I've tried to strike an uneasy balance the last two years between my fairly traditional Algebra curriculum and some of my more "untraditional" views. The compromise has been to assess over the traditional Algebra skills using a semi-standards-based-grading approach (see this and this and this and this to get an idea), while trying to utilize a more inquiry-based approach to exploring the concepts (followed by traditional, algorithm-based approaches via video in order to reinforce the skills and simultaneously free up the class time to actually do the inquiry first). It's been a flawed, uneasy compromise, but I still think it's been more successful than my more traditional approach in my first incarnation as a math teacher.

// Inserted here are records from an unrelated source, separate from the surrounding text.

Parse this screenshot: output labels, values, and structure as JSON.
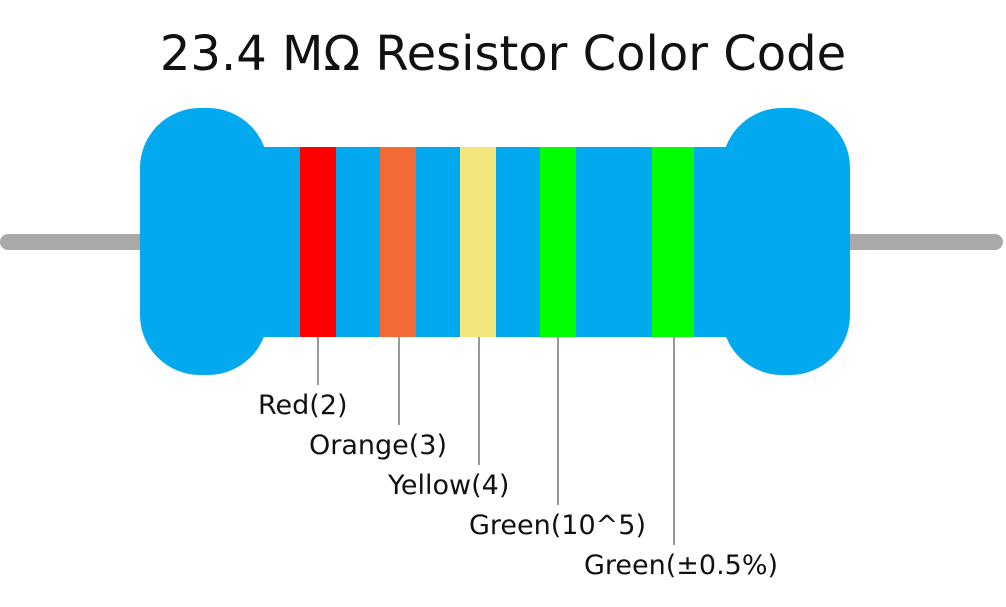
{
  "title": "23.4 MΩ Resistor Color Code",
  "colors": {
    "body": "#03a9ee",
    "lead": "#a9a9a9",
    "leader_line": "#555555"
  },
  "bands": [
    {
      "name": "band-1",
      "color": "#ff0000",
      "label": "Red(2)"
    },
    {
      "name": "band-2",
      "color": "#f26b35",
      "label": "Orange(3)"
    },
    {
      "name": "band-3",
      "color": "#f2e57a",
      "label": "Yellow(4)"
    },
    {
      "name": "band-4",
      "color": "#00ff00",
      "label": "Green(10^5)"
    },
    {
      "name": "band-5",
      "color": "#00ff00",
      "label": "Green(±0.5%)"
    }
  ]
}
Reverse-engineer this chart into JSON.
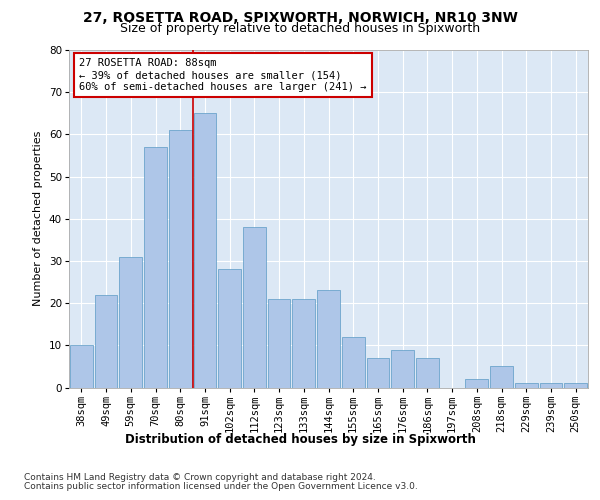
{
  "title1": "27, ROSETTA ROAD, SPIXWORTH, NORWICH, NR10 3NW",
  "title2": "Size of property relative to detached houses in Spixworth",
  "xlabel": "Distribution of detached houses by size in Spixworth",
  "ylabel": "Number of detached properties",
  "categories": [
    "38sqm",
    "49sqm",
    "59sqm",
    "70sqm",
    "80sqm",
    "91sqm",
    "102sqm",
    "112sqm",
    "123sqm",
    "133sqm",
    "144sqm",
    "155sqm",
    "165sqm",
    "176sqm",
    "186sqm",
    "197sqm",
    "208sqm",
    "218sqm",
    "229sqm",
    "239sqm",
    "250sqm"
  ],
  "values": [
    10,
    22,
    31,
    57,
    61,
    65,
    28,
    38,
    21,
    21,
    23,
    12,
    7,
    9,
    7,
    0,
    2,
    5,
    1,
    1,
    1
  ],
  "bar_color": "#aec6e8",
  "bar_edge_color": "#5a9ac5",
  "vline_x": 4.5,
  "vline_color": "#cc0000",
  "annotation_text": "27 ROSETTA ROAD: 88sqm\n← 39% of detached houses are smaller (154)\n60% of semi-detached houses are larger (241) →",
  "annotation_box_color": "#ffffff",
  "annotation_box_edge": "#cc0000",
  "ylim": [
    0,
    80
  ],
  "yticks": [
    0,
    10,
    20,
    30,
    40,
    50,
    60,
    70,
    80
  ],
  "background_color": "#dce8f5",
  "footer1": "Contains HM Land Registry data © Crown copyright and database right 2024.",
  "footer2": "Contains public sector information licensed under the Open Government Licence v3.0.",
  "title1_fontsize": 10,
  "title2_fontsize": 9,
  "xlabel_fontsize": 8.5,
  "ylabel_fontsize": 8,
  "tick_fontsize": 7.5,
  "annotation_fontsize": 7.5,
  "footer_fontsize": 6.5
}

What I'd like, however, is to somehow transform my assessments into something a bit more higher order/meaningful, while still retaining the ability to assess whether the students have mastered the discrete skills that are still a big part of my curriculum. My students will have laptops this year (more on that in a future post) and, ideally, I would love my assessments to be open-Internet assessments.
But this is where I keep running into a brick wall - I haven't been able to figure out how to design assessments that not only test the skills that students are required to learn, but with problems that can't be solved effortlessly with Wolfram Alpha (and thereby don't give me enough information to tell what my students have learned about the Algebra). I haven't been able to figure out how to come up with more meaningful assessment activities for my students, but that still fit within the very limited time I get to see them (and also retain the ability to easily re-assess outside of class that I've utilized the last two years). I haven't been able to reconcile my belief that students still do need algebra-sense (akin to number sense), to know how to think about mathematics and perform some of those algorithmic algebra skills, with my just-as-strong belief that learning those skills in isolation and without context is pretty pointless (and not as successful as I'd like, either).

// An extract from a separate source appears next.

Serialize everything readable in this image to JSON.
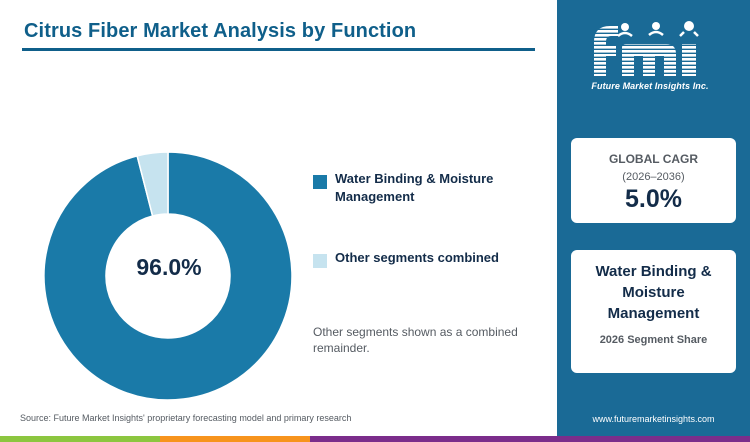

Some of this, undoubtedly, is a result of trying to balance two pretty incompatible things, yet that's still where I find myself. I can certainly stick with the assessments I've used the last couple of years and ignore my views about students being able to use resources on the Internet to help them, and redouble my efforts to come up with better inquiry-based activities to push my students' thinking. But I suspect that, while I might feel a bit more successful if I accomplish that, I'll be sitting here one year from today feeling essentially the same - that the whole is in this case actually somewhat less than the sum of the parts.
Now that I've gotten this far, I really have no idea what the point of this post is, other than a Hail Mary out to the blogosphere for someone to leap very high and pull me in. Any words of wisdom or links to resources would be appreciated (but, truly, I don't need any "I'm sure you're doing great . . ." type of comments, although I appreciate the kindness and intent of such comments).